Manuel Vasques

Personal information
- Full name: Manuel Soeiro Vasques
- Date of birth: 29 July 1926
- Place of birth: Barreiro, Portugal
- Date of death: 10 July 2003 (aged 76)
- Place of death: Portugal
- Position: Forward

Senior career*
- Years: Team / Apps / (Gls)
- 1943–1946: CUF
- 1946–1959: Sporting CP / 278 / (190)
- 1959–1960: Atlético / 4 / (1)
- Total:  / 282 / (191)

International career
- 1948–1957: Portugal / 26 / (8)

= Manuel Vasques =

Portuguese footballer (1926–2003)

Manuel Soeiro Vasques (29 July 1926 – 10 July 2003) was a Portuguese footballer who played as a forward.

==Club career==
Born in Barreiro, Setúbal District, Vasques joined Sporting CP in 1946, from local club CUF. During his spell in Lisbon he appeared in 349 games all competitions comprised and scored 225 goals, being part of an attacking line dubbed the Cinco Violinos (Five Violins) that also included Albano, Jesus Correia, Fernando Peyroteo and José Travassos and winning ten major titles, including eight Primeira Liga championships.
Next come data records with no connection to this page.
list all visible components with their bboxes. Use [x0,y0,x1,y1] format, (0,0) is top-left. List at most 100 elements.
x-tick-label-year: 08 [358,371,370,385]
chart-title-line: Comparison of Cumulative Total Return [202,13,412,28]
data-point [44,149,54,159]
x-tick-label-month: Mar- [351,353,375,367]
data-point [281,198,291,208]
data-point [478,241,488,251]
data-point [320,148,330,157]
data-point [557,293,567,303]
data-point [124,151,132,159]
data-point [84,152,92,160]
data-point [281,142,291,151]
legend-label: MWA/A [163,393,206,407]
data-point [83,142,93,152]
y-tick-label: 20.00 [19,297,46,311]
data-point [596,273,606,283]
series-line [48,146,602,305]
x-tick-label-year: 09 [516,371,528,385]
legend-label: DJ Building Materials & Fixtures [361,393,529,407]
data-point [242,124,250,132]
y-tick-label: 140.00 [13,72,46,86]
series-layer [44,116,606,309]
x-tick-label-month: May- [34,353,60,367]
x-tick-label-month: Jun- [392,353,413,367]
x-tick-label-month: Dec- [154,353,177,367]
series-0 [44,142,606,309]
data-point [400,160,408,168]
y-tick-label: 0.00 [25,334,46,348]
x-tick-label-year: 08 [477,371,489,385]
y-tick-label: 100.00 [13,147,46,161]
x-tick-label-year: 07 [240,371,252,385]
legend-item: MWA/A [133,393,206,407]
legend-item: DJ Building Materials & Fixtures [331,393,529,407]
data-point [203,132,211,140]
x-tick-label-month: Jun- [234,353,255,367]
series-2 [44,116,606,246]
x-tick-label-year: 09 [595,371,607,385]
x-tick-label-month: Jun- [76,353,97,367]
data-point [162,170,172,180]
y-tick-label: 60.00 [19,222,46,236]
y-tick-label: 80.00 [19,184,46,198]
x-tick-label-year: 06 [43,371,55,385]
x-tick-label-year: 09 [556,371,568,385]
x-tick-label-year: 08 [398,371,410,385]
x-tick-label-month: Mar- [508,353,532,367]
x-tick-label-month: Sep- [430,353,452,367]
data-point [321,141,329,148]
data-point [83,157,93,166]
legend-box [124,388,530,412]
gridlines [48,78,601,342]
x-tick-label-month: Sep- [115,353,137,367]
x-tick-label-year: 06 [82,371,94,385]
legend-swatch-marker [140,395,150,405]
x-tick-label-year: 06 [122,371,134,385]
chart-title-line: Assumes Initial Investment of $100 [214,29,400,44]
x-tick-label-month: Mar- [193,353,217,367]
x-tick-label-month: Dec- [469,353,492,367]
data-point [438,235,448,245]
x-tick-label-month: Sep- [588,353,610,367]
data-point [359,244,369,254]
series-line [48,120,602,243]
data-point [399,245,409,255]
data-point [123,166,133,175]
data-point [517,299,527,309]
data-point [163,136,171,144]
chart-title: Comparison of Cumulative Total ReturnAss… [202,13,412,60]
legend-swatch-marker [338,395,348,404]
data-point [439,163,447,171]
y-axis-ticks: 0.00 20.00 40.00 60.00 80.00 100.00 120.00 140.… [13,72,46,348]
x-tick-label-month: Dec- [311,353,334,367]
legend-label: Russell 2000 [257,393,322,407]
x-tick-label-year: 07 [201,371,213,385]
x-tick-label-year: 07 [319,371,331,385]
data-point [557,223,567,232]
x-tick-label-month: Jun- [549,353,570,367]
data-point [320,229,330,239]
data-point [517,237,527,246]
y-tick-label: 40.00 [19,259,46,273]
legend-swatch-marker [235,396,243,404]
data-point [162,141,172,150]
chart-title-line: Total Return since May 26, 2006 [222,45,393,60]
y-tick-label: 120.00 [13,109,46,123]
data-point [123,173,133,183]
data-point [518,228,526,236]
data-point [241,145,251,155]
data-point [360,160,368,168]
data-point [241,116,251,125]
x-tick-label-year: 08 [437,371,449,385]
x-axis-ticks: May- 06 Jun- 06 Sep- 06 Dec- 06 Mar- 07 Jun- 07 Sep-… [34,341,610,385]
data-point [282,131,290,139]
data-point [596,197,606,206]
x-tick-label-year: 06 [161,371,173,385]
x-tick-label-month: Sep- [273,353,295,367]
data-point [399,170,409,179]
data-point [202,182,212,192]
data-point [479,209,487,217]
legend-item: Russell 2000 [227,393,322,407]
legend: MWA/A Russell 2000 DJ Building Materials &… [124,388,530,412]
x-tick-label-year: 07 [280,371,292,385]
In the 1950–51 season, Vasques led the scoring charts with 29 goals to help the Lions win the domestic league 11 points ahead of second-placed Porto.

==International career==
Vasques won 26 caps for the Portugal national team over nine years, netting eight times. His debut came on 21 March 1948 in a 3–0 friendly loss against Spain, in Madrid.

==Personal life==
Vasques' uncle, Manuel Soeiro, was also a footballer. He too played for Sporting and Portugal.